Fried chicken. I could write a book. Like most southern men my age, it is intertwined in who I am. I cannot remember the first fried chicken I ever had, but I remember things from Mrs. Kelly’s Kindergarten when I was four years old. My first chicken must have been some time before then.
I can still see the fried chicken bubbling in the grease in a cast iron skillet. Gravy would soon follow, often on homemade mashed potatoes. Of course, everything was homemade back in those days. Instant potatoes had not made their debut in the groceries stores and there was no pre-cut chicken. My mother could cut up a chicken in a matter of seconds, though it always took two birds for our family.
Some of my earliest arguments with my siblings were about which pieces of chicken we were going to get on our plate. The pulley bone was the absolute favorite of everyone sitting at the table. The problem was there was only one pulley bone per chicken. Our baby sister often got dibs on breaking the pulley bone, though she might dispute that recollection.

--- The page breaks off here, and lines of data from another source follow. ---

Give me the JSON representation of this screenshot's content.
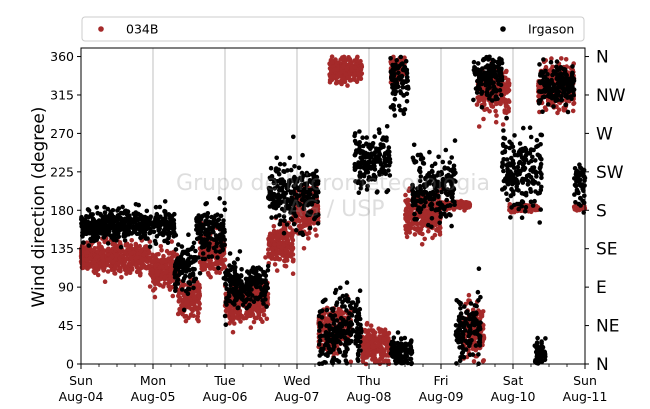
{
  "chart_data": {
    "type": "scatter",
    "title": "",
    "ylabel": "Wind direction (degree)",
    "xlabel": "",
    "ylim": [
      0,
      370
    ],
    "yticks": [
      0,
      45,
      90,
      135,
      180,
      225,
      270,
      315,
      360
    ],
    "xlim_days": [
      0,
      7
    ],
    "xticks": [
      {
        "day": "Sun",
        "date": "Aug-04"
      },
      {
        "day": "Mon",
        "date": "Aug-05"
      },
      {
        "day": "Tue",
        "date": "Aug-06"
      },
      {
        "day": "Wed",
        "date": "Aug-07"
      },
      {
        "day": "Thu",
        "date": "Aug-08"
      },
      {
        "day": "Fri",
        "date": "Aug-09"
      },
      {
        "day": "Sat",
        "date": "Aug-10"
      },
      {
        "day": "Sun",
        "date": "Aug-11"
      }
    ],
    "right_axis_labels": [
      "N",
      "NE",
      "E",
      "SE",
      "S",
      "SW",
      "W",
      "NW",
      "N"
    ],
    "watermark": [
      "Grupo de Micrometeorologia",
      "IAG / USP"
    ],
    "grid": "vertical-at-day-ticks",
    "legend_placement": "top, outside plot, two columns",
    "series": [
      {
        "name": "034B",
        "color": "#a52a2a",
        "segments": [
          {
            "t": [
              0.0,
              0.95
            ],
            "center": 125,
            "spread": 14
          },
          {
            "t": [
              0.95,
              1.35
            ],
            "center": 110,
            "spread": 18
          },
          {
            "t": [
              1.35,
              1.65
            ],
            "center": 75,
            "spread": 18
          },
          {
            "t": [
              1.65,
              2.0
            ],
            "center": 130,
            "spread": 20
          },
          {
            "t": [
              2.0,
              2.6
            ],
            "center": 72,
            "spread": 18
          },
          {
            "t": [
              2.6,
              2.95
            ],
            "center": 140,
            "spread": 20
          },
          {
            "t": [
              2.95,
              3.3
            ],
            "center": 180,
            "spread": 25
          },
          {
            "t": [
              3.3,
              3.75
            ],
            "center": 40,
            "spread": 22
          },
          {
            "t": [
              3.45,
              3.9
            ],
            "center": 345,
            "spread": 12
          },
          {
            "t": [
              3.9,
              4.3
            ],
            "center": 20,
            "spread": 20
          },
          {
            "t": [
              4.3,
              4.5
            ],
            "center": 345,
            "spread": 12
          },
          {
            "t": [
              4.5,
              5.0
            ],
            "center": 175,
            "spread": 20
          },
          {
            "t": [
              5.0,
              5.4
            ],
            "center": 186,
            "spread": 3
          },
          {
            "t": [
              5.3,
              5.6
            ],
            "center": 40,
            "spread": 25
          },
          {
            "t": [
              5.5,
              5.95
            ],
            "center": 320,
            "spread": 22
          },
          {
            "t": [
              5.95,
              6.35
            ],
            "center": 182,
            "spread": 3
          },
          {
            "t": [
              6.35,
              6.85
            ],
            "center": 325,
            "spread": 20
          },
          {
            "t": [
              6.85,
              7.0
            ],
            "center": 183,
            "spread": 2
          }
        ]
      },
      {
        "name": "Irgason",
        "color": "#000000",
        "segments": [
          {
            "t": [
              0.0,
              1.3
            ],
            "center": 163,
            "spread": 15
          },
          {
            "t": [
              1.3,
              1.6
            ],
            "center": 115,
            "spread": 25
          },
          {
            "t": [
              1.6,
              2.0
            ],
            "center": 155,
            "spread": 25
          },
          {
            "t": [
              2.0,
              2.6
            ],
            "center": 92,
            "spread": 22
          },
          {
            "t": [
              2.6,
              3.3
            ],
            "center": 200,
            "spread": 30
          },
          {
            "t": [
              3.3,
              3.9
            ],
            "center": 40,
            "spread": 35
          },
          {
            "t": [
              3.8,
              4.3
            ],
            "center": 240,
            "spread": 28
          },
          {
            "t": [
              4.3,
              4.55
            ],
            "center": 330,
            "spread": 25
          },
          {
            "t": [
              4.3,
              4.6
            ],
            "center": 15,
            "spread": 15
          },
          {
            "t": [
              4.6,
              5.2
            ],
            "center": 205,
            "spread": 30
          },
          {
            "t": [
              5.2,
              5.55
            ],
            "center": 40,
            "spread": 30
          },
          {
            "t": [
              5.45,
              5.85
            ],
            "center": 335,
            "spread": 22
          },
          {
            "t": [
              5.85,
              6.4
            ],
            "center": 225,
            "spread": 35
          },
          {
            "t": [
              6.3,
              6.45
            ],
            "center": 12,
            "spread": 12
          },
          {
            "t": [
              6.35,
              6.85
            ],
            "center": 325,
            "spread": 20
          },
          {
            "t": [
              6.85,
              7.0
            ],
            "center": 215,
            "spread": 25
          }
        ]
      }
    ]
  }
}
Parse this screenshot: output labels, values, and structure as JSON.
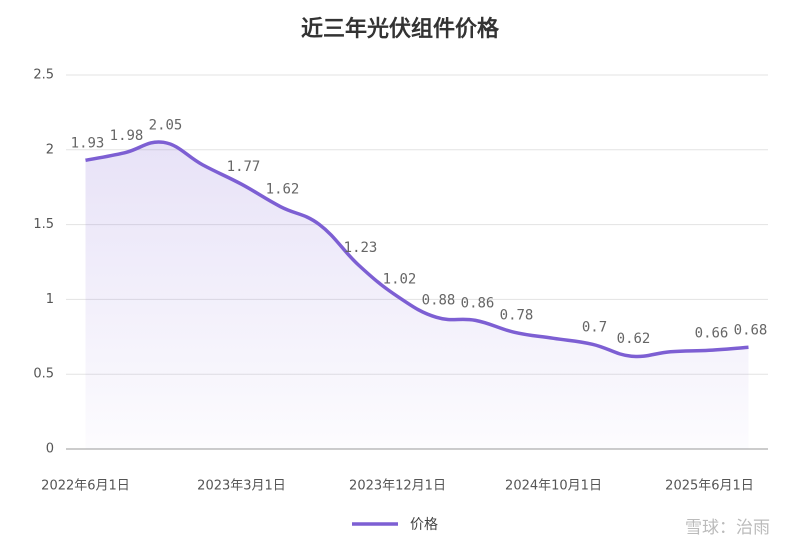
{
  "chart_data": {
    "type": "line",
    "title": "近三年光伏组件价格",
    "categories": [
      "2022年6月1日",
      null,
      null,
      null,
      "2023年3月1日",
      null,
      null,
      null,
      "2023年12月1日",
      null,
      null,
      null,
      "2024年10月1日",
      null,
      null,
      null,
      "2025年6月1日",
      null
    ],
    "series": [
      {
        "name": "价格",
        "color": "#7d5fd3",
        "values": [
          1.93,
          1.98,
          2.05,
          1.9,
          1.77,
          1.62,
          1.5,
          1.23,
          1.02,
          0.88,
          0.86,
          0.78,
          0.74,
          0.7,
          0.62,
          0.65,
          0.66,
          0.68
        ],
        "value_labels": [
          "1.93",
          "1.98",
          "2.05",
          null,
          "1.77",
          "1.62",
          null,
          "1.23",
          "1.02",
          "0.88",
          "0.86",
          "0.78",
          null,
          "0.7",
          "0.62",
          null,
          "0.66",
          "0.68"
        ]
      }
    ],
    "ylim": [
      0,
      2.5
    ],
    "yticks": [
      0,
      0.5,
      1,
      1.5,
      2,
      2.5
    ],
    "grid": true,
    "watermark": "雪球：治雨"
  }
}
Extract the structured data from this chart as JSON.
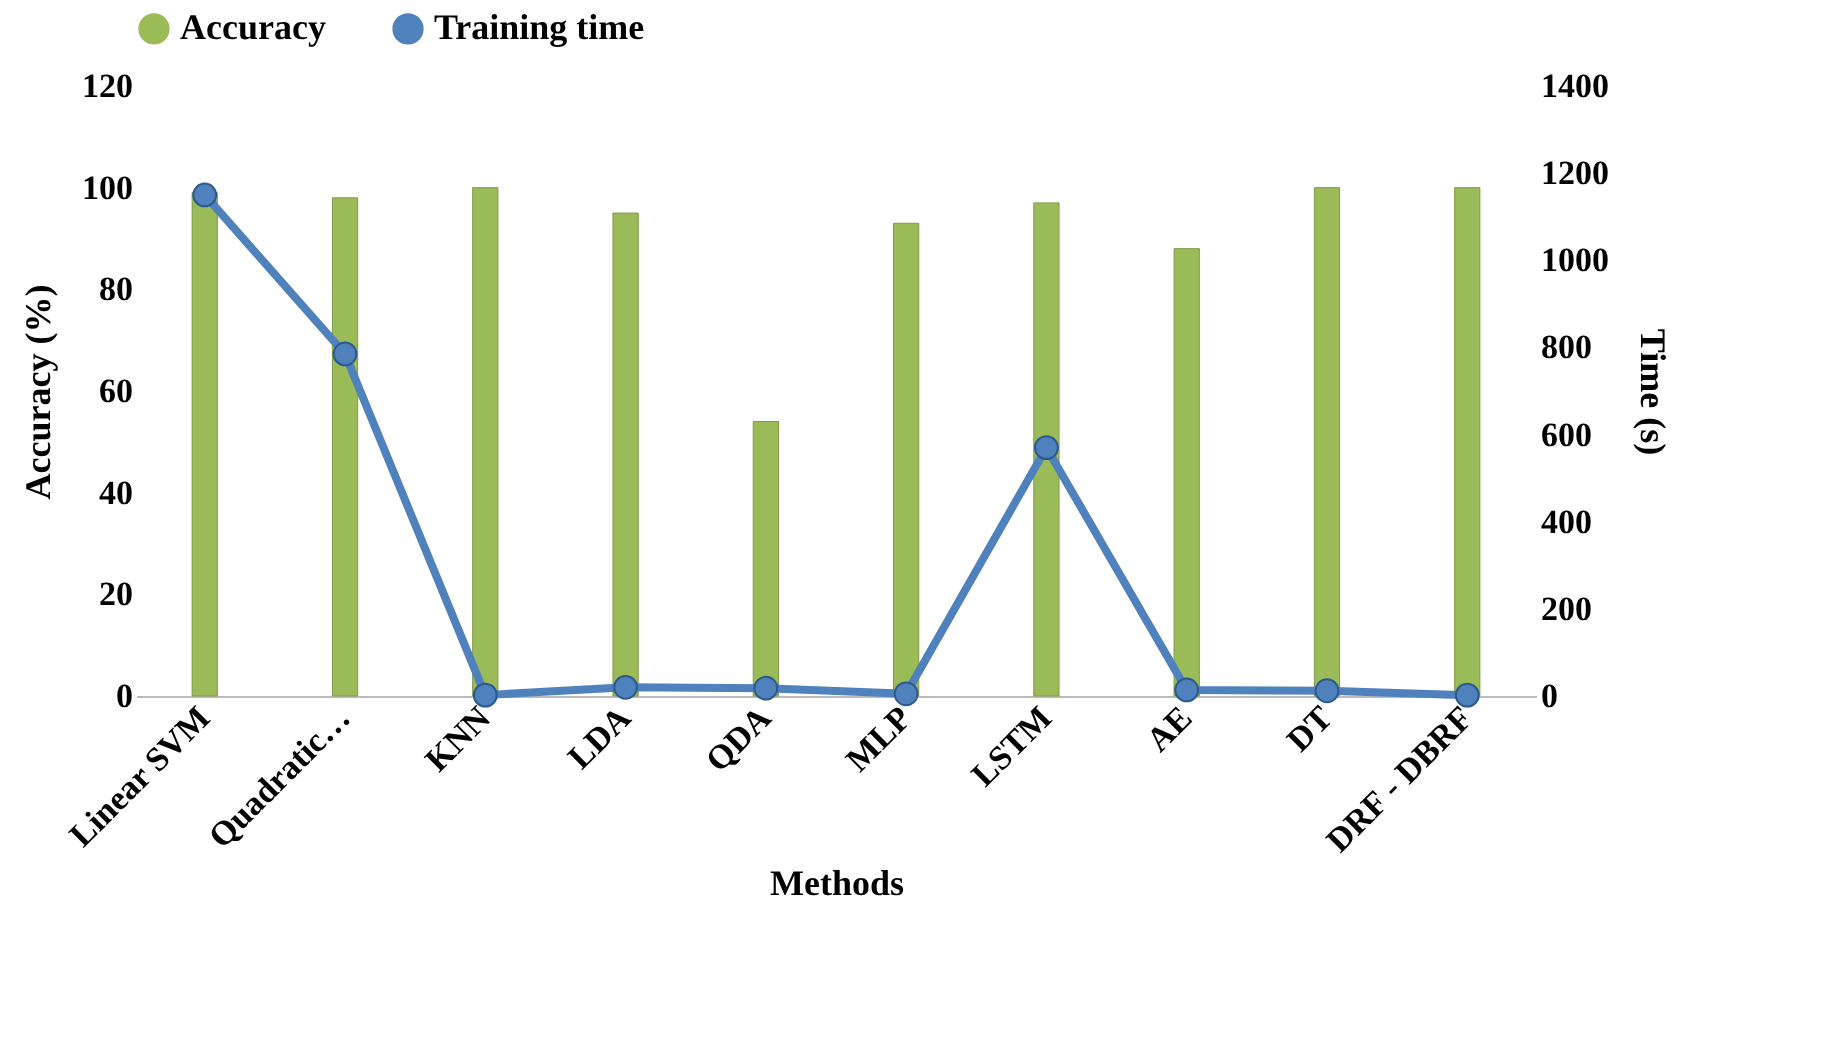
{
  "chart_data": {
    "type": "bar",
    "xlabel": "Methods",
    "ylabel": "Accuracy (%)",
    "y2label": "Time (s)",
    "categories": [
      "Linear SVM",
      "Quadratic…",
      "KNN",
      "LDA",
      "QDA",
      "MLP",
      "LSTM",
      "AE",
      "DT",
      "DRF - DBRF"
    ],
    "series": [
      {
        "name": "Accuracy",
        "color": "#9bbb59",
        "values": [
          99,
          98,
          100,
          95,
          54,
          93,
          97,
          88,
          100,
          100
        ]
      },
      {
        "name": "Training time",
        "type": "line",
        "axis": "y2",
        "color": "#4f81bd",
        "values": [
          1150,
          785,
          2,
          20,
          18,
          5,
          570,
          14,
          12,
          2
        ]
      }
    ],
    "ylim": [
      0,
      120
    ],
    "yticks": [
      0,
      20,
      40,
      60,
      80,
      100,
      120
    ],
    "y2lim": [
      0,
      1400
    ],
    "y2ticks": [
      0,
      200,
      400,
      600,
      800,
      1000,
      1200,
      1400
    ],
    "legend": "top",
    "marker": "circle",
    "line_style": "solid",
    "grid": false
  }
}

My brother and I loved the short thighs. I love them to this day, though they are extremely hard to find. My mother would put the backs on her plate, as her kids grabbed and devoured the choice pieces.
When is the last time you saw a chicken back in a grocery store? Or a short thigh? Or a pulley bone? Sometimes the world changes and not for the better.
Pauline’s City Café in Cottonwood, Alabama, where I grew up, had some of the best chicken in the world. I can still smell it and taste it. If you were not there by 11:00 a.m., then the white meat would likely be all gone. Perhaps, that is how I learned to love short thighs.
Years later, long after I was a franchisee, Hardee’s Restaurants bought the Roy Rogers Restaurant chain. With that deal came the Roy Rogers Fresh Fried Chicken which was put on the Hardee’s menu. It was a homerun for our restaurants in the Deep South. The chicken was fresh, not frozen, and hand battered.
It was so good that no mother or wife would consider going to the trouble of cutting up a chicken and putting it in a cast iron skillet. Why? Because an eight-piece chicken could be bought all over town for only $4.99. Going through a drive thru to pick up chicken was a quick, easy, and cheap way to feed your family.
Cholesterol and weight gain eventually caused me to cut back from my favorite meat. I gave up chicken except for the wings. I figured chicken wings were smaller and the white meat was lower in fat. I might have to cut back on fried chicken, but I could never give it up completely. Moderation rather than exclusion.
A year or so ago, I discovered Walter’s Gas & Grill. It is hard to describe this place to someone that did not grow up in the rural south. It is a picture post card of the rural stores of my youth. It is a curiosity to those who visit from the north, but it is a trip back to your childhood for someone born in the 1950s like me.
I made the 20-mile trip from Auburn to downtown Society Hill. The place was so rustic and isolated, I was about to drive away before going inside the first time I visited. Then I caught a quick whiff of something in the air. My sense of smell triggered a memory from my childhood. It was like walking into Mama’s kitchen. Fried chicken was in the grease. I went back in.
I have returned a half dozen times. I have taken friends who likely have never experienced anything like Walter’s Gas and Grill. Even more amazing, I have run into friends from my college days already sitting at the community tables when I entered. Friends from 50 years ago. It is a small world.
Dr. Cory Smith at Auburn United Methodist Church more than once has mentioned some random phrase in his sermons that led me to write an article. Last Sunday, he did it again.
While painting a mental picture, he described eating fried chicken so good that it was “dancing in the grease”. I immediately reached into my pocket and wrote the phrase down on a notecard as 60 years of fried chicken recollections flew through my memory. I am sure Dr. Smith had hoped I would take home a grander and more meaningful message from his lesson.
“Dancing in the grease”. What an incredible description of the food that defined my childhood and still takes me back there when I splurge. Visiting Walter’s Gas and Grill is not a visit to an old restaurant as much as it is a trip back to my youth.
You can learn to eat healthy. I love salads and vegetables. I have learned to eat hummus, low-fat milk and dozens of other things that did not even exist when I was a child. But I cannot completely forgo fried chicken. It is just too much to ask of a child of the south.
As I think of the many places I have ordered, tasted, and enjoyed southern fried chicken in my life, I will no longer look for that perfect description. The chicken was so good it was “dancing in the grease”. For anyone who has ever savored that perfectly cooked piece of fried chicken, enough said.